Banners are colour coded based on the purpose of their use, and stack when multiple are triggered. The idea is to maintain the same colour associations throughout the app.Of course we would never have this many showing at one time!

Notifications system

"A notification system is so much part of a digital product’s UX that without it, the product would feel as if something was left out. If there is no “visibility of system status” and feedback, it is akin to driving a car without a dashboard."

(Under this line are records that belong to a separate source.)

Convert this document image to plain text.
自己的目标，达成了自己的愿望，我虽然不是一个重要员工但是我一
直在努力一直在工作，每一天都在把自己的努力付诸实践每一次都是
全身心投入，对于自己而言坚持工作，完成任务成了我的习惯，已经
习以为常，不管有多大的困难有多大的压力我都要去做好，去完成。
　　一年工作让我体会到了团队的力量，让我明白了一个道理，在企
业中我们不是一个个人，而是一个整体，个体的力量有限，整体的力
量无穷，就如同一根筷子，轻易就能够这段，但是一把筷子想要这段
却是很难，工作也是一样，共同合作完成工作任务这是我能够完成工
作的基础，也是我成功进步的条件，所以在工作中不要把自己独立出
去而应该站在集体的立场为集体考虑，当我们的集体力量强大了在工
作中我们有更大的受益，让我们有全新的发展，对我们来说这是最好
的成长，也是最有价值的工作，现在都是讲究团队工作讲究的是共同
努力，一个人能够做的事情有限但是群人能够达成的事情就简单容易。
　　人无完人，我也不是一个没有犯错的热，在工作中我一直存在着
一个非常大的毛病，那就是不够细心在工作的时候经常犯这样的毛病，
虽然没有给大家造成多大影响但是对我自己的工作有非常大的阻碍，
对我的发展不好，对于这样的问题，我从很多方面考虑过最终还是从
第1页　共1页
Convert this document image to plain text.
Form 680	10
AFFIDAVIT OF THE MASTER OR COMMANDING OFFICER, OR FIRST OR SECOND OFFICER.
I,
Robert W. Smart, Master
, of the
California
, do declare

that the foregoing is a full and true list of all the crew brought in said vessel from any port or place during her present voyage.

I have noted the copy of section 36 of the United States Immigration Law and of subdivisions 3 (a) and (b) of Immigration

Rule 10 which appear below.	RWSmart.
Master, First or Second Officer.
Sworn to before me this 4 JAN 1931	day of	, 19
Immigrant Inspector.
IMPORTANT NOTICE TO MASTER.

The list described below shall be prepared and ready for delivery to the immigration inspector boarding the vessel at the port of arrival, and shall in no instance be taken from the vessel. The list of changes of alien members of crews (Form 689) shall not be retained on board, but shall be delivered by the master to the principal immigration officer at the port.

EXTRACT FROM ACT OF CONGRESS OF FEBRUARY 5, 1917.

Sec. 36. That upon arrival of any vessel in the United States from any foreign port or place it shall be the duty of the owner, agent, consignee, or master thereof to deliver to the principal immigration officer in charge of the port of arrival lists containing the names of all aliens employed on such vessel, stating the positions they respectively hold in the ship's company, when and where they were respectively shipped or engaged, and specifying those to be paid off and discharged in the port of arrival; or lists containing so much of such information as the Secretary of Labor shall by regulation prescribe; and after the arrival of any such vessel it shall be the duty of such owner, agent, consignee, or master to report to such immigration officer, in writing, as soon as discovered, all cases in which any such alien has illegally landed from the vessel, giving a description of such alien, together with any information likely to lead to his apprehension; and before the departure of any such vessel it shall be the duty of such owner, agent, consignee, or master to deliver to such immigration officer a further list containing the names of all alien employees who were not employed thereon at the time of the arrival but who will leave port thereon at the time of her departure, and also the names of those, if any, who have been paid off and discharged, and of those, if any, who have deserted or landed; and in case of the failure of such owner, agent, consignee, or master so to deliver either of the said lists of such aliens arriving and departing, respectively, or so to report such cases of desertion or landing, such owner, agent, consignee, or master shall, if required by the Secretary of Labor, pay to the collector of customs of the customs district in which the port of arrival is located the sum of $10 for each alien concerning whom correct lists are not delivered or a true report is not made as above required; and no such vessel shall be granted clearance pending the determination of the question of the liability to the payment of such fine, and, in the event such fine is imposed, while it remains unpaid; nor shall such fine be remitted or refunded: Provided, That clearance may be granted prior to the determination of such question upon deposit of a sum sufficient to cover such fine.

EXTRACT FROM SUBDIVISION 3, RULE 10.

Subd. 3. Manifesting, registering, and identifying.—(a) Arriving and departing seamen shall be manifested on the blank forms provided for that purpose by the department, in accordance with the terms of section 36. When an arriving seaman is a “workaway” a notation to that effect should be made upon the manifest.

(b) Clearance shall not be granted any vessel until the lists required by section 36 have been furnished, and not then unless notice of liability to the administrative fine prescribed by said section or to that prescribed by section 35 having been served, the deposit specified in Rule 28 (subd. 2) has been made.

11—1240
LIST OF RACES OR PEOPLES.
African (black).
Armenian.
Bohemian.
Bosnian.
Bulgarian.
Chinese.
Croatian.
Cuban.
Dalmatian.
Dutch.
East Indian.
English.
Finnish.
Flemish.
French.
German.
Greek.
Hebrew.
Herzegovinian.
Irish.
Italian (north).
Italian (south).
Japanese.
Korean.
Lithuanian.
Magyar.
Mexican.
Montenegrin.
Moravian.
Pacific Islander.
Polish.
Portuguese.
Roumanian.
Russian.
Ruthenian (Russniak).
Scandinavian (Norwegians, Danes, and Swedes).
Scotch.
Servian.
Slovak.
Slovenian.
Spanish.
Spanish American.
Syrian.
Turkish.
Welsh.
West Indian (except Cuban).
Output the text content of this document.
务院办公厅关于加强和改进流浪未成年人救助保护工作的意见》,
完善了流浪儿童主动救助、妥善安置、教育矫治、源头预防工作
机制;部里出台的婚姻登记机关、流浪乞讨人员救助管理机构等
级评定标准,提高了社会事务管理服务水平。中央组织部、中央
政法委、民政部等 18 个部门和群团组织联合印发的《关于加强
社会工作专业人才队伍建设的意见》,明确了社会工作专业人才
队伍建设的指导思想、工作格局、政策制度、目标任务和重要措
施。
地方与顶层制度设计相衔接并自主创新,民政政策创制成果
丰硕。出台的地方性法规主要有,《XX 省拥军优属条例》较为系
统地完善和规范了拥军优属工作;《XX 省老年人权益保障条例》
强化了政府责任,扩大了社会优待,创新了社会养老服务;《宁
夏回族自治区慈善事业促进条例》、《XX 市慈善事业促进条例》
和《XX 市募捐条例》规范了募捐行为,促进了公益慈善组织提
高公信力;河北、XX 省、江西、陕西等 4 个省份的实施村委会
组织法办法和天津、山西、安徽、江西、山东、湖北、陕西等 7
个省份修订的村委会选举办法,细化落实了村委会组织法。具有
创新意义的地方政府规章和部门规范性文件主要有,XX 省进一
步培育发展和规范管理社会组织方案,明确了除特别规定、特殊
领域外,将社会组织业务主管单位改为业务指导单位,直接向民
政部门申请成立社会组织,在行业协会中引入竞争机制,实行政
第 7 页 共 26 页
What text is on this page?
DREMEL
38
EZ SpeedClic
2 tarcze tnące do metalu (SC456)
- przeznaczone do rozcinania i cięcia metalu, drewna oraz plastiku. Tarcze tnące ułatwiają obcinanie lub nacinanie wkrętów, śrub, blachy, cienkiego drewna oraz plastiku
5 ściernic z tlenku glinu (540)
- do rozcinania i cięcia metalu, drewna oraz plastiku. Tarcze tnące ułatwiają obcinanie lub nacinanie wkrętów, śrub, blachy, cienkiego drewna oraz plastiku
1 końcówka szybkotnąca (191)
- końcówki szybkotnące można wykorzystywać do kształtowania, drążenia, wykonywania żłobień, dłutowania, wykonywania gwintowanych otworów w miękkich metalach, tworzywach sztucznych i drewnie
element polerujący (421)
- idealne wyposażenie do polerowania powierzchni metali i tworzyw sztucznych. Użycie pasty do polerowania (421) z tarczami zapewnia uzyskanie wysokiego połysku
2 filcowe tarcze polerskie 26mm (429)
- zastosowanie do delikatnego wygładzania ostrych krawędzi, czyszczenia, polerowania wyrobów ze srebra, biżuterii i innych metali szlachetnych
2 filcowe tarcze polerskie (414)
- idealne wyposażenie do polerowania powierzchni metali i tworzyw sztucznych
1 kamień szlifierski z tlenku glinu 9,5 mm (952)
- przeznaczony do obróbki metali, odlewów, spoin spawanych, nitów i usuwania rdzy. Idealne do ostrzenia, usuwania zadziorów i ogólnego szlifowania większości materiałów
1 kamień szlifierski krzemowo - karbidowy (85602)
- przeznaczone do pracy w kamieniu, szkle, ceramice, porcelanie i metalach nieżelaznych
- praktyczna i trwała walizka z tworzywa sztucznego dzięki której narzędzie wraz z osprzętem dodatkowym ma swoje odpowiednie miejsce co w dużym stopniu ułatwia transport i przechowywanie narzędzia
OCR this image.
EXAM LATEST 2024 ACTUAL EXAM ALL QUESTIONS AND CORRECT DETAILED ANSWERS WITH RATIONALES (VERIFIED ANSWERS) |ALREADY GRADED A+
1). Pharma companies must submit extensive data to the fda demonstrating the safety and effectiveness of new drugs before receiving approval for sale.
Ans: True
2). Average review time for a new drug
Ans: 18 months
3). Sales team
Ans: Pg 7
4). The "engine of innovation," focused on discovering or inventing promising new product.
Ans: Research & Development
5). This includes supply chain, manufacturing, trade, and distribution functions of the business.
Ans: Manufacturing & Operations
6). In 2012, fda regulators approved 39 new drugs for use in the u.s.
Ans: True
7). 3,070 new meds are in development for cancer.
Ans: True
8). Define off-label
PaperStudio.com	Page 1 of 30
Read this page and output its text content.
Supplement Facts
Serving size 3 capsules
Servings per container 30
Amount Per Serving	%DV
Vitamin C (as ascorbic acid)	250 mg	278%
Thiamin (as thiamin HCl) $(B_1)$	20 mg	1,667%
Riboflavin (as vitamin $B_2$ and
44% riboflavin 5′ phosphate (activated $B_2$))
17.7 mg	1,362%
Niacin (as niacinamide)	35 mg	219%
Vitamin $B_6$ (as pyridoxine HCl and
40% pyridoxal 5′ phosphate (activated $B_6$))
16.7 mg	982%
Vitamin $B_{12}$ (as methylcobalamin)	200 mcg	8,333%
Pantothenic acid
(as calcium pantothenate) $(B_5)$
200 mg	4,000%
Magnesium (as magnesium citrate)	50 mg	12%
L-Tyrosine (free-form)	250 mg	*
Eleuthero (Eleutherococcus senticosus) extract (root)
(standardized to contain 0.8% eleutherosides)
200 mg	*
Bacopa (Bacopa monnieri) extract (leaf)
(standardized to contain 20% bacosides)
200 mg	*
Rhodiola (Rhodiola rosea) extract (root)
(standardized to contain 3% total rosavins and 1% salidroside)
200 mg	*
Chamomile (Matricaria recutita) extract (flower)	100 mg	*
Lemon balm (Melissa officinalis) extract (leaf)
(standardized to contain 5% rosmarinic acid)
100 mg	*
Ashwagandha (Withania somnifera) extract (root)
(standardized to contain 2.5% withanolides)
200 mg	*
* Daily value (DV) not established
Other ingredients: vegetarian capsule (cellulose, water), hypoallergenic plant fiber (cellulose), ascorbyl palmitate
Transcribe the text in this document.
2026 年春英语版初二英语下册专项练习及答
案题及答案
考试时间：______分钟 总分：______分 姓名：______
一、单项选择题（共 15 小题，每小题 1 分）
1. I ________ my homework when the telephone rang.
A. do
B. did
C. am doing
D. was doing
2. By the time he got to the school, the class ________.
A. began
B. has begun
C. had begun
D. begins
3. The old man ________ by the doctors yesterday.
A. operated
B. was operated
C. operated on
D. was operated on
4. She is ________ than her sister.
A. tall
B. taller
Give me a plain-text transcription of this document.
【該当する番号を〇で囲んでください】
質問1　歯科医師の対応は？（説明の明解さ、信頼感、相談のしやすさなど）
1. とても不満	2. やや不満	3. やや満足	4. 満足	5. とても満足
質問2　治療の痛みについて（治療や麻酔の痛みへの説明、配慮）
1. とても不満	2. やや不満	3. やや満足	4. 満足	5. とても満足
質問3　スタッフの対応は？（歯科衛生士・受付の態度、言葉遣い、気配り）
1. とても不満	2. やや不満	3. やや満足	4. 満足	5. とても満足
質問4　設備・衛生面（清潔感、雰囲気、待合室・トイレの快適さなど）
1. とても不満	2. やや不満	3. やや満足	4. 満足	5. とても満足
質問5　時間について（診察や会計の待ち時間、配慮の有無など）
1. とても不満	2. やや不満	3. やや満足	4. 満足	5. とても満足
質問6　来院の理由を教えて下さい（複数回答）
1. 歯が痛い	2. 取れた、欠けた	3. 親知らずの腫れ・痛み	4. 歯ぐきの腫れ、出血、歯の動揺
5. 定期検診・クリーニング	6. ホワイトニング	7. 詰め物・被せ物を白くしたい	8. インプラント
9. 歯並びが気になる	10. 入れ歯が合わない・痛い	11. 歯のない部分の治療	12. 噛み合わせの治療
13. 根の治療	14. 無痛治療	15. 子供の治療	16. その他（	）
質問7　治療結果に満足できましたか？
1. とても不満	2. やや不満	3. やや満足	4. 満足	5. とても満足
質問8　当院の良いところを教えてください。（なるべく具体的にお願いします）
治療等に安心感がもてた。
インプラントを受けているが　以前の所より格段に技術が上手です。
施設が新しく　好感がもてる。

I had the initiative some time to look at our notification system (different notification types and purposes). I took into account: 

  • The type of information being communicated

  • The urgency of the information—whether it needs to be seen immediately

  • Whether user action is required as a result of the information

Using these as principles and making sure we were optimising for fast scanning and expectation management, I led a workshop with the Design and Engineering team in which we galvanised this initiative and linked it to our Design System and our Voice and Tone guide. Collaborative approaches mean a shared sense of ownership, and bigger chances of a change actually sticking.

Next steps

It became clear through this exploration that in the future we’d need a notification centre since it's easy to dismiss something and afterwards realise you needed the information. Since this started collaboratively, we have the advantage of a united front between design and engineering on how we would tackle this, and what would be its purpose.